I'm curious why you are extrapolating at all. Do you not collect calibration data over the entire energy range of interest and use all of that data in your fit? You should if you want accurate results. Assuming you do that, you can calculate the least square error for different model orders: constant, linear, quadratic, cubic, ... You will always get less error with higher order, but you will find that at some point increasing the order only provides minimal decrease in error, indicating you are fitting noise.

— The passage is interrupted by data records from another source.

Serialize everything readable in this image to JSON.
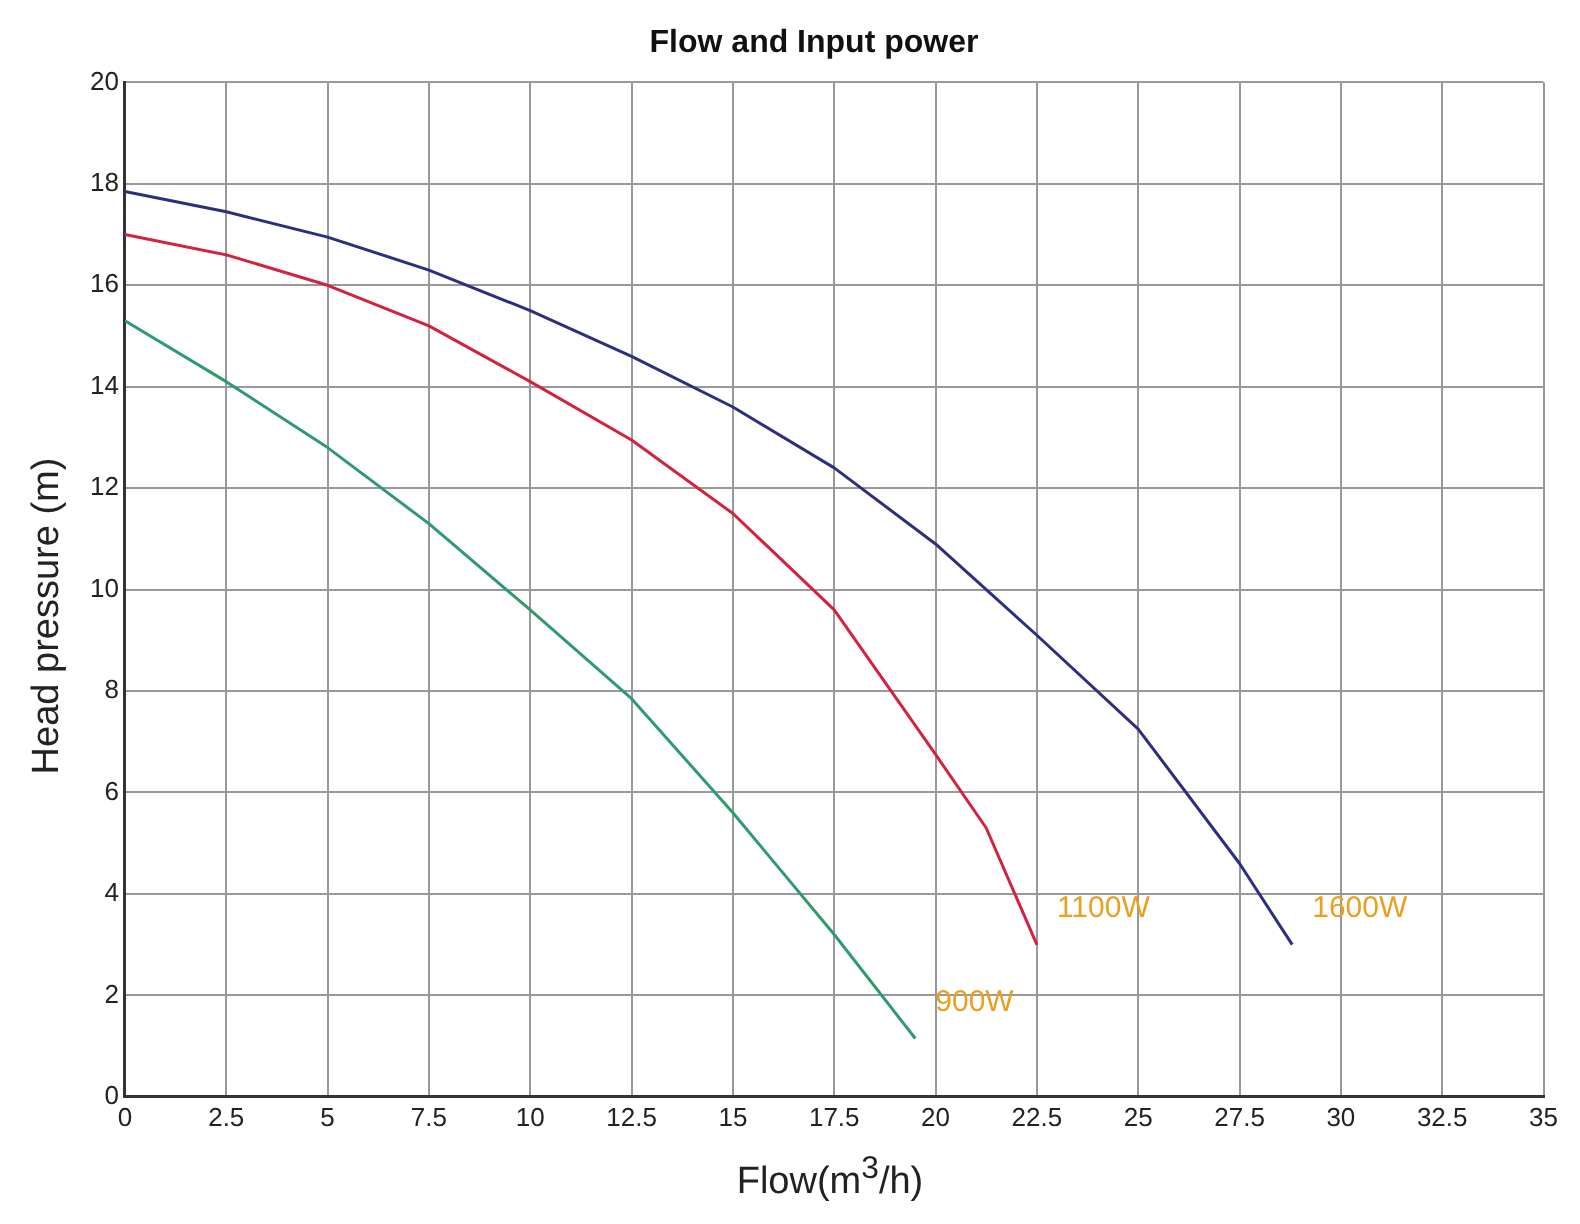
{
  "chart_data": {
    "type": "line",
    "title": "Flow and Input power",
    "xlabel": "Flow(m$^{3}$/h)",
    "ylabel": "Head pressure (m)",
    "xlim": [
      0,
      35
    ],
    "xticks": [
      0,
      2.5,
      5,
      7.5,
      10,
      12.5,
      15,
      17.5,
      20,
      22.5,
      25,
      27.5,
      30,
      32.5,
      35
    ],
    "ylim": [
      0,
      20
    ],
    "yticks": [
      0,
      2,
      4,
      6,
      8,
      10,
      12,
      14,
      16,
      18,
      20
    ],
    "grid": true,
    "legend": false,
    "marker": "none",
    "line_style": "solid",
    "series": [
      {
        "name": "1600W",
        "color": "#2e2e7e",
        "x": [
          0,
          2.5,
          5,
          7.5,
          10,
          12.5,
          15,
          17.5,
          20,
          22.5,
          25,
          27.5,
          28.8
        ],
        "values": [
          17.85,
          17.45,
          16.95,
          16.3,
          15.5,
          14.6,
          13.6,
          12.4,
          10.9,
          9.1,
          7.25,
          4.6,
          3.0
        ]
      },
      {
        "name": "1100W",
        "color": "#d4213f",
        "x": [
          0,
          2.5,
          5,
          7.5,
          10,
          12.5,
          15,
          17.5,
          20,
          21.25,
          22.5
        ],
        "values": [
          17.0,
          16.6,
          16.0,
          15.2,
          14.1,
          12.95,
          11.5,
          9.6,
          6.75,
          5.3,
          3.0
        ]
      },
      {
        "name": "900W",
        "color": "#2e9b6e",
        "x": [
          0,
          2.5,
          5,
          7.5,
          10,
          12.5,
          15,
          17.5,
          19.5
        ],
        "values": [
          15.3,
          14.1,
          12.8,
          11.3,
          9.6,
          7.85,
          5.6,
          3.2,
          1.15
        ]
      }
    ]
  }
}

Plotting the least square error versus model order will usually make it obvious when you should stop.

Good luck!

jason
 
  • #6
@SW VandeCarr: Thank you, this was very helpful


@JasonRF: i had not calibrated over all the energies no, we used a mixed Eu(154?) radioactive source for calibration and the highest energy radiation line was about 1.2MeV. Additionally, there is a pileup line (a line caused when the detector can "see" two radiation counts because they arrive at the same time, thus they add together) from another source at 2.5MeV. Most of the data that was collected was within the calibration range, but this line was not.

The rest of the data was fitted very nicely to the calibration, within the range of error,but since i was extrapolating so far to estimate the energy of this line, which is weak at best, i was off by a factor of 4% or so. which for extrapolating so far out of my calibration range isnt terrible, but id like to get below 1%.